I’ve written about obstacle course runs before and how I’ve always wanted to compete in a competitive run (if you missed the first post Overcoming Obstacles…Literally Here it is). Well to start the year off I did the Spartan Sprint Race and I had a few friends who were half committed but I chose not to push them hard on running it with me. One reason is I wanted to see how well I would do in the race without the social obligation of having to wait or for slowing them down if one of us failed an obstacle while the other did not. I wanted to see how I could do on a pure run without that attachment.
I learned something about how even though I didn’t run the race with a group of friends, I still managed to make friends as I went through the race. There was a guy I was running alongside whom we helped encourage each other through a couple of different obstacles. He encouraged me during the spear throw while we both traded places during various runs which helped keep us motivated. Towards the end, there was a hanging rope climb (think cheesy high school gym PE class rope hanging from the ceiling) in which you climb straight up and ring a bell. I had failed to complete this obstacle back in December when I ran my first Spartan race and when I reached the obstacle this time around the only person there was the volunteer who oversaw the obstacle. I was close to the top, but struggling to reach the bell after a failed attempt at lunging for the ring I almost gave up. With the encouraging voice from that volunteer, I managed to regroup from my failed reach and ultimately ring the bell.
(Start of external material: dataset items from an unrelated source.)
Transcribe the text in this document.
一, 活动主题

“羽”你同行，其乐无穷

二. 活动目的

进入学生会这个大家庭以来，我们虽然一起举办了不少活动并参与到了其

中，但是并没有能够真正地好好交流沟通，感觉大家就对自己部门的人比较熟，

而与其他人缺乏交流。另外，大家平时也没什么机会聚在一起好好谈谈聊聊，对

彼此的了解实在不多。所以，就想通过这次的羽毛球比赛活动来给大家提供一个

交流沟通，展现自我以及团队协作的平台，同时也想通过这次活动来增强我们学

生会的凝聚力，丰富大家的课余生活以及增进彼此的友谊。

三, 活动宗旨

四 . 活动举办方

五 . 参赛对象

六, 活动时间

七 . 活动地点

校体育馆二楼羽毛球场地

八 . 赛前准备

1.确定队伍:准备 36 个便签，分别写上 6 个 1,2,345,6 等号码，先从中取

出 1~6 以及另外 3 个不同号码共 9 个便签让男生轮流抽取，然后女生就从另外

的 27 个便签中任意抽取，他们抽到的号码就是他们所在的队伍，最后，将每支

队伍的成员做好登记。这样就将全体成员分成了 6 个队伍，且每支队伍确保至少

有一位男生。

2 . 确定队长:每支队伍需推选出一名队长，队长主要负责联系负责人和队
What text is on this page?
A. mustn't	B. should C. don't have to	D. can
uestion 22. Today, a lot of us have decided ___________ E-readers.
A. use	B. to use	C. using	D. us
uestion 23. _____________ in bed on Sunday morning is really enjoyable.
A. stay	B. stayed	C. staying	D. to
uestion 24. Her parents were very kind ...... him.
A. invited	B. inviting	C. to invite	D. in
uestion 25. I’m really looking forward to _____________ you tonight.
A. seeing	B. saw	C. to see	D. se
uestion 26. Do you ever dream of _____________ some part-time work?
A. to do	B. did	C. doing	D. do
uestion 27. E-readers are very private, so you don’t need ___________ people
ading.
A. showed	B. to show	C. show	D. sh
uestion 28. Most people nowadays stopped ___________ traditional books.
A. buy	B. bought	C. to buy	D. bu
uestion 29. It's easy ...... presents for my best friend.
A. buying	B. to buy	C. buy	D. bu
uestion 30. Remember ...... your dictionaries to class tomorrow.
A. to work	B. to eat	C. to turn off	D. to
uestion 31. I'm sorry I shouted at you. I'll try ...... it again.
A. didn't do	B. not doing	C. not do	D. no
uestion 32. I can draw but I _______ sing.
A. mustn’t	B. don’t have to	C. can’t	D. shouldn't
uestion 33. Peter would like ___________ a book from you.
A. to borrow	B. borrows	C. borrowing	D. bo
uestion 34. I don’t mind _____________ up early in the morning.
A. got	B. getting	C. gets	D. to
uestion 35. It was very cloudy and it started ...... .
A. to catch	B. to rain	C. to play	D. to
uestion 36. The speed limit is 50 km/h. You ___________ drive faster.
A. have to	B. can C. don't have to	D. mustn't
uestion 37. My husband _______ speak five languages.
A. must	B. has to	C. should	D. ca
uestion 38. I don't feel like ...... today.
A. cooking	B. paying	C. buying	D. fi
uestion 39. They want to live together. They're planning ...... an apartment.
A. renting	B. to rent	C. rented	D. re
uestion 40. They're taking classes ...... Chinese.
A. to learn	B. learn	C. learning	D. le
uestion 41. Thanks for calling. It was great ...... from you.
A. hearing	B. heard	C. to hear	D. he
I climbed down and as I did so one of the guys I’d been running alongside with failed quickly before he even really got started. Instead of rushing onto the next obstacle to improve my race time (my intent of racing alone this go around), I decided to wait and encourage him on his way up the same way the volunteer had for me. I helped encourage him all the way to the top and waited until he climbed back down to give him a fist bump. Looking back at that moment I realized that even though I had come to selfishly run a solo race without social obligations, it is in the nature of sport and humans to want to help others succeed. Yes, I sacrificed a few minutes on my race time, but at the end of the day, I may not have succeeded on that obstacle without encouragement from a stranger, so it was my duty to do the same for a fellow Spartan. Paying it forward and recognizing the purpose of the race isn’t to be the fastest and win it (unless you are in the competitive heats!), but to prove to yourself you can pass a strenuous physical and mental test.
The simplest moments can have the biggest effects on us and I learned a lot from my first lone Spartan race. Despite my selfish desire to prove to myself, I could accomplish a tough physically and mentally draining obstacle course in a “fast time on my own” I recognized the much more gratifying opportunity of helping someone else overcome a challenge. In business you hear folks like Bill Gates and Warren Buffett talk about how successful businesses are built around solving problems in the world and the bigger problem the larger the reward. I think this is true in why we as humans show compassion and help each other. The survival of the species has always depended on cooperation since we were hunter-gatherers and that evolutionary trait will always be present. In short, you should try one of these races to remind yourself you can overcome physically demanding challenges and also tap into our need to help others along the way.